Optionally, the building module is further adapted to:

Optionally, the text processing module is further adapted to:

providing an interface for reporting cases for a user;

Optionally, the prediction module is further adapted to:

Optionally, the risk control module is further adapted to:

According to yet another aspect of embodiments of the present invention, there is also provided a computer-readable storage medium storing computer program code which, when run on a computing device, causes the computing device to perform any of the above described risk control methods.

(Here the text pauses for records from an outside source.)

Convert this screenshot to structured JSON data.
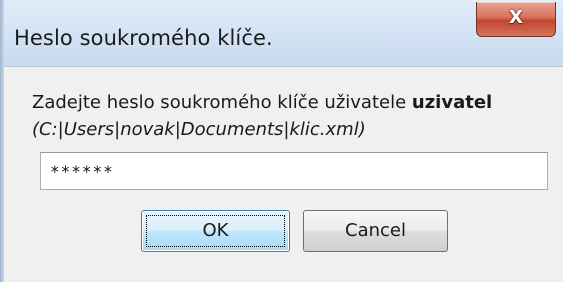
{
  "dialog": {
    "title": "Heslo soukromého klíče.",
    "close_label": "X",
    "message_prefix": "Zadejte heslo soukromého klíče uživatele ",
    "message_user": "uzivatel",
    "path": "(C:|Users|novak|Documents|klic.xml)",
    "password_value": "******",
    "ok_label": "OK",
    "cancel_label": "Cancel"
  },
  "colors": {
    "close_button": "#c4452f",
    "titlebar": "#d3e2f4",
    "ok_focus_border": "#3c7fb1"
  }
}
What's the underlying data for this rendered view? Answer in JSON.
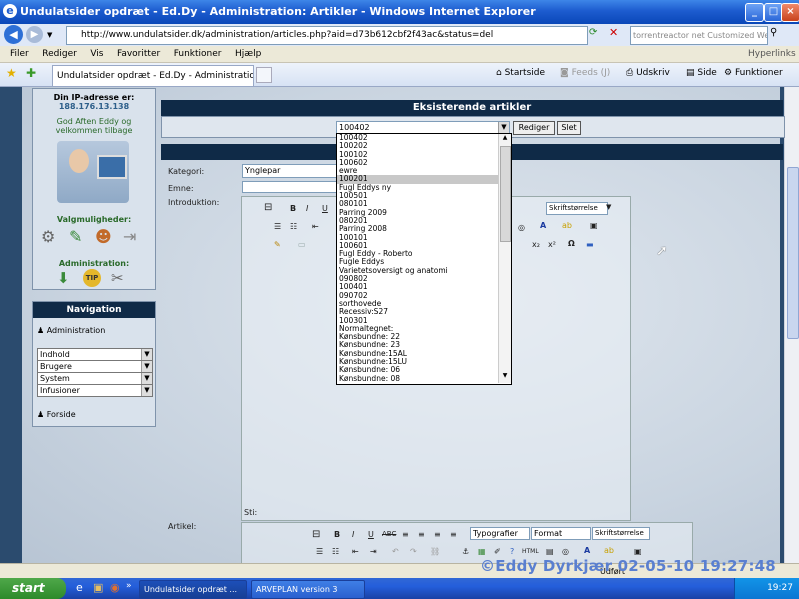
{
  "window": {
    "title": "Undulatsider opdræt - Ed.Dy - Administration: Artikler - Windows Internet Explorer",
    "controls": [
      "_",
      "□",
      "×"
    ]
  },
  "address": {
    "url": "http://www.undulatsider.dk/administration/articles.php?aid=d73b612cbf2f43ac&status=del",
    "search_placeholder": "torrentreactor net Customized Web Se..."
  },
  "menu": {
    "items": [
      "Filer",
      "Rediger",
      "Vis",
      "Favoritter",
      "Funktioner",
      "Hjælp"
    ],
    "right_link": "Hyperlinks"
  },
  "tabbar": {
    "tab_title": "Undulatsider opdræt - Ed.Dy - Administration: Artikler",
    "startside": "Startside",
    "feeds": "Feeds (J)",
    "udskriv": "Udskriv",
    "side": "Side",
    "funktioner": "Funktioner"
  },
  "left_panel": {
    "ip_label": "Din IP-adresse er:",
    "ip_value": "188.176.13.138",
    "greeting_line1": "God Aften Eddy og",
    "greeting_line2": "velkommen tilbage",
    "options_heading": "Valgmuligheder:",
    "admin_heading": "Administration:",
    "nav_heading": "Navigation",
    "nav_admin_link": "Administration",
    "nav_selects": [
      "Indhold",
      "Brugere",
      "System",
      "Infusioner"
    ],
    "nav_forside": "Forside"
  },
  "content": {
    "existing_heading": "Eksisterende artikler",
    "selected_article": "100402",
    "edit_button": "Rediger",
    "delete_button": "Slet",
    "kategori_label": "Kategori:",
    "kategori_value": "Ynglepar",
    "emne_label": "Emne:",
    "intro_label": "Introduktion:",
    "artikel_label": "Artikel:",
    "sti_label": "Sti:",
    "font_size_label": "Skriftstørrelse",
    "typografier_label": "Typografier",
    "format_label": "Format",
    "dropdown_options": [
      "100402",
      "100202",
      "100102",
      "100602",
      "ewre",
      "100201",
      "Fugl Eddys ny",
      "100501",
      "080101",
      "Parring 2009",
      "080201",
      "Parring 2008",
      "100101",
      "100601",
      "Fugl Eddy - Roberto",
      "Fugle Eddys",
      "Varietetsoversigt og anatomi",
      "090802",
      "100401",
      "090702",
      "sorthovede",
      "Recessiv:S27",
      "100301",
      "Normaltegnet:",
      "Kønsbundne: 22",
      "Kønsbundne: 23",
      "Kønsbundne:15AL",
      "Kønsbundne:15LU",
      "Kønsbundne: 06",
      "Kønsbundne: 08"
    ],
    "highlighted_option": "100201"
  },
  "statusbar": {
    "text": "Udført"
  },
  "taskbar": {
    "start": "start",
    "items": [
      "Undulatsider opdræt ...",
      "ARVEPLAN version 3"
    ],
    "clock": "19:27"
  },
  "watermark": "©Eddy Dyrkjær 02-05-10 19:27:48"
}
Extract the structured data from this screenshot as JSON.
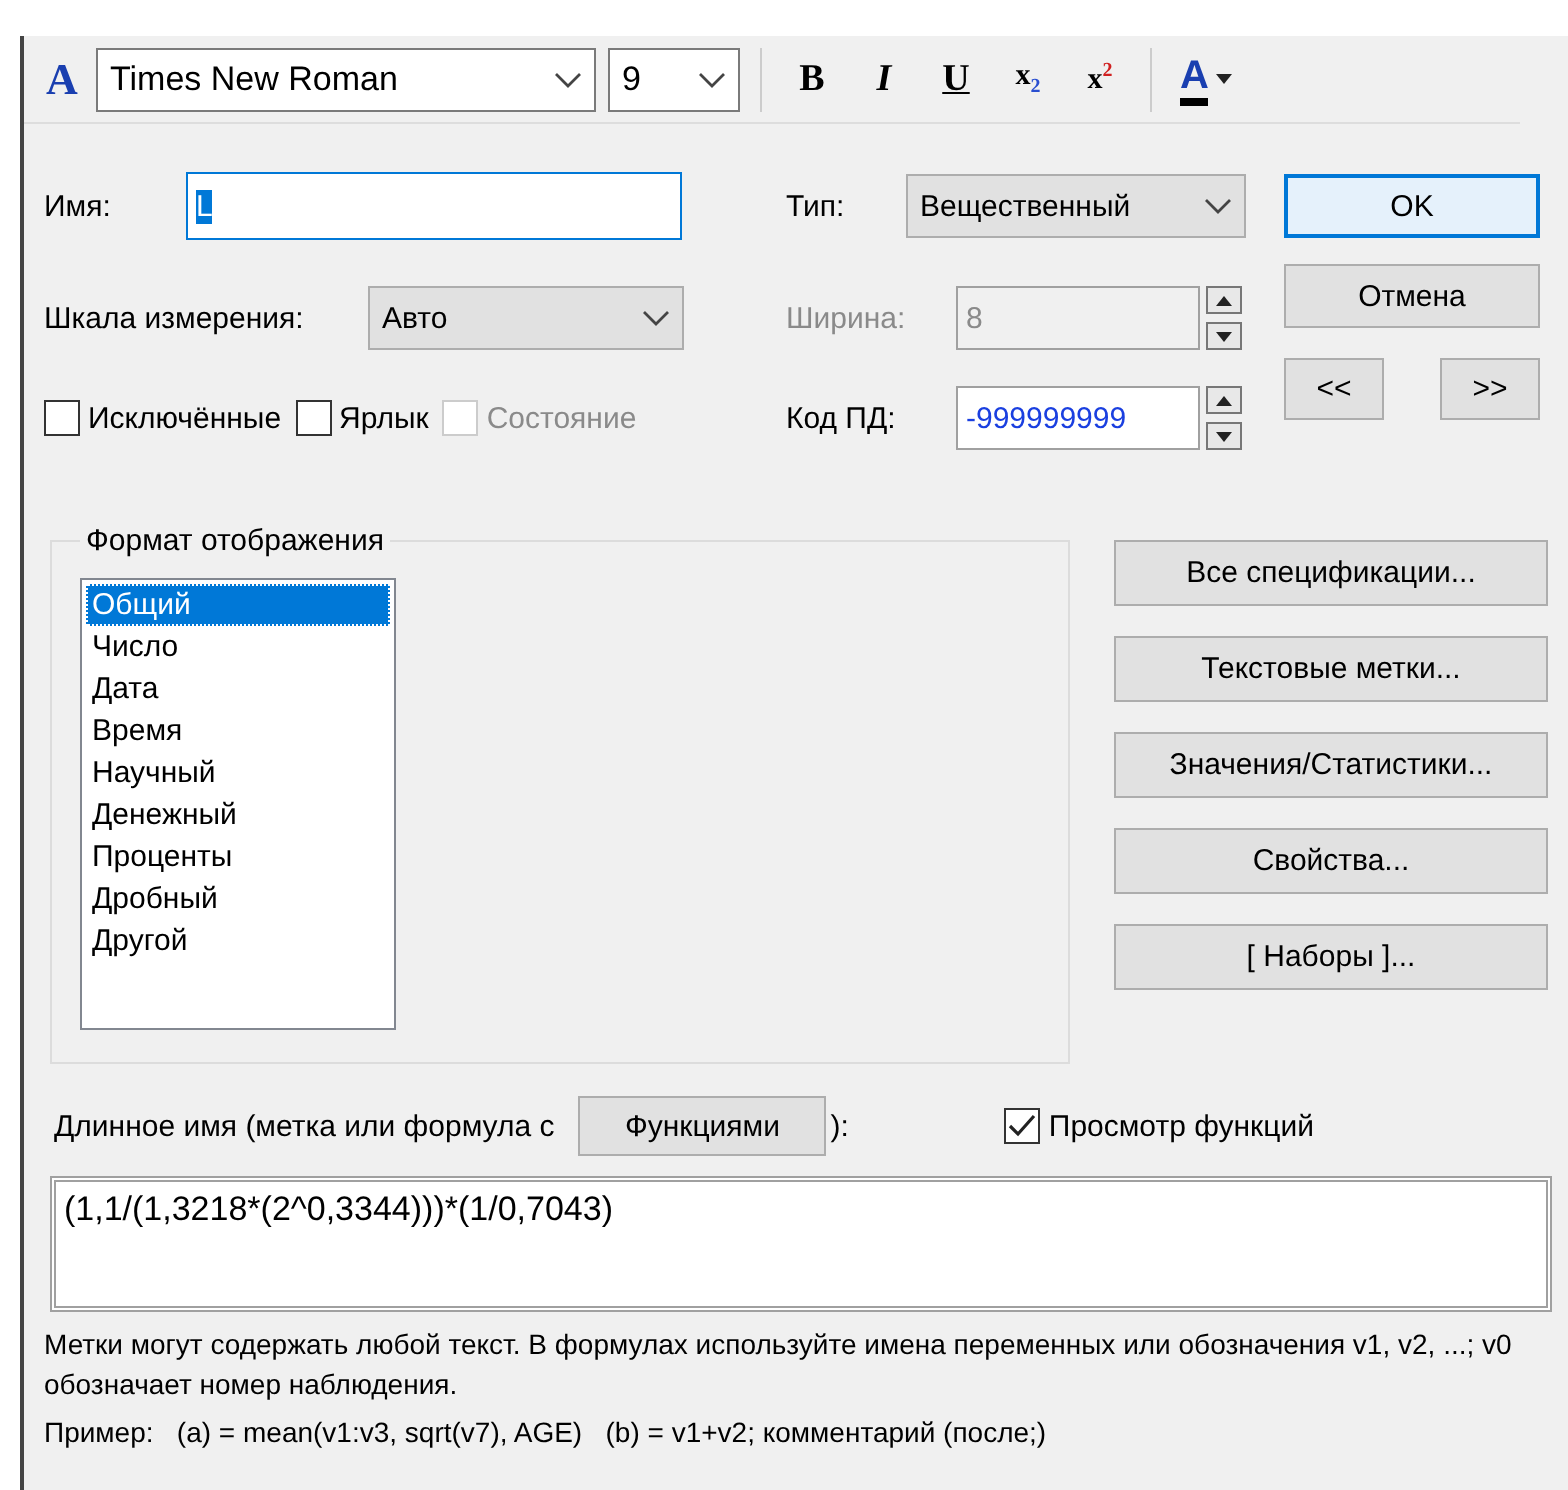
{
  "toolbar": {
    "font_icon": "A",
    "font": "Times New Roman",
    "size": "9",
    "buttons": [
      {
        "label": "B",
        "kind": "bold"
      },
      {
        "label": "I",
        "kind": "italic"
      },
      {
        "label": "U",
        "kind": "underline"
      },
      {
        "label": "x$_{2}$",
        "kind": "subscript"
      },
      {
        "label": "x$^{2}$",
        "kind": "superscript"
      }
    ],
    "color_button": "A"
  },
  "name": {
    "label": "Имя:",
    "value": "L"
  },
  "type": {
    "label": "Тип:",
    "value": "Вещественный"
  },
  "scale": {
    "label": "Шкала измерения:",
    "value": "Авто"
  },
  "width": {
    "label": "Ширина:",
    "value": "8",
    "disabled": true
  },
  "checkboxes": [
    {
      "label": "Исключённые",
      "checked": false,
      "disabled": false
    },
    {
      "label": "Ярлык",
      "checked": false,
      "disabled": false
    },
    {
      "label": "Состояние",
      "checked": false,
      "disabled": true
    }
  ],
  "missing_code": {
    "label": "Код ПД:",
    "value": "-999999999"
  },
  "dialog_buttons": [
    {
      "label": "OK",
      "default": true
    },
    {
      "label": "Отмена",
      "default": false
    }
  ],
  "nav_buttons": [
    "<<",
    ">>"
  ],
  "format": {
    "title": "Формат отображения",
    "items": [
      {
        "label": "Общий",
        "selected": true
      },
      {
        "label": "Число",
        "selected": false
      },
      {
        "label": "Дата",
        "selected": false
      },
      {
        "label": "Время",
        "selected": false
      },
      {
        "label": "Научный",
        "selected": false
      },
      {
        "label": "Денежный",
        "selected": false
      },
      {
        "label": "Проценты",
        "selected": false
      },
      {
        "label": "Дробный",
        "selected": false
      },
      {
        "label": "Другой",
        "selected": false
      }
    ]
  },
  "side_buttons": [
    "Все спецификации...",
    "Текстовые метки...",
    "Значения/Статистики...",
    "Свойства...",
    "[ Наборы ]..."
  ],
  "long_name": {
    "label": "Длинное имя (метка или формула с",
    "button": "Функциями",
    "label_end": "):",
    "preview": {
      "label": "Просмотр функций",
      "checked": true
    },
    "value": "(1,1/(1,3218*(2^0,3344)))*(1/0,7043)"
  },
  "help": "Метки могут содержать любой текст.  В формулах используйте имена переменных или обозначения v1, v2, ...; v0 обозначает номер наблюдения.",
  "example": "Пример:   (a) = mean(v1:v3, sqrt(v7), AGE)   (b) = v1+v2; комментарий (после;)"
}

According to still another aspect of the embodiments of the present invention, there is also provided a computing device including: a processor; a memory storing computer program code; the computer program code, when executed by the processor, causes the computing device to perform any of the risk control methods described above.

By means of the technical scheme, the embodiment of the invention predicts the risk of the case report information of the user by utilizing the constructed user risk scoring target model, executes corresponding risk control operation based on the prediction result, can efficiently and accurately identify the authenticity of the case report information of the user, solves the problem of low efficiency caused by manual analysis and induction and extraction of a rule engine in the related technology, and effectively realizes the purpose of risk control.

Furthermore, the user risk scoring target model is constructed based on the multi-dimensional user characteristics and the user risk labels, so that the result of predicting the risk of the report information of the user by utilizing the constructed user risk scoring target model is more comprehensive and accurate, and the model has strong applicability.

In addition, the embodiment of the invention realizes automatic rule definition and automatic feature weight learning by the structuralization and characterization processing of the user portrait data, thereby greatly simplifying the traditional processing flow based on a rule engine; the traditional wind control purpose based on the rule engine can be realized only by a small amount of professional maintenance, the efficiency of mutual-aid performance audit is accelerated, the probability of default claim payment is reduced, and the healthy and long-term development of mutual-aid insurance is further guaranteed.

The above description is only an overview of the technical solutions of the present invention, and the embodiments of the present invention are described below in order to make the technical means of the present invention more clearly understood and to make the above and other objects, features, and advantages of the present invention more clearly understandable.

The above and other objects, advantages and features of the present invention will become more apparent to those skilled in the art from the following detailed description of specific embodiments thereof, taken in conjunction with the accompanying drawings.

Drawings

The accompanying drawings, which are incorporated in and constitute a part of this specification, illustrate embodiments of the invention and together with the description, serve to explain the principles of the invention.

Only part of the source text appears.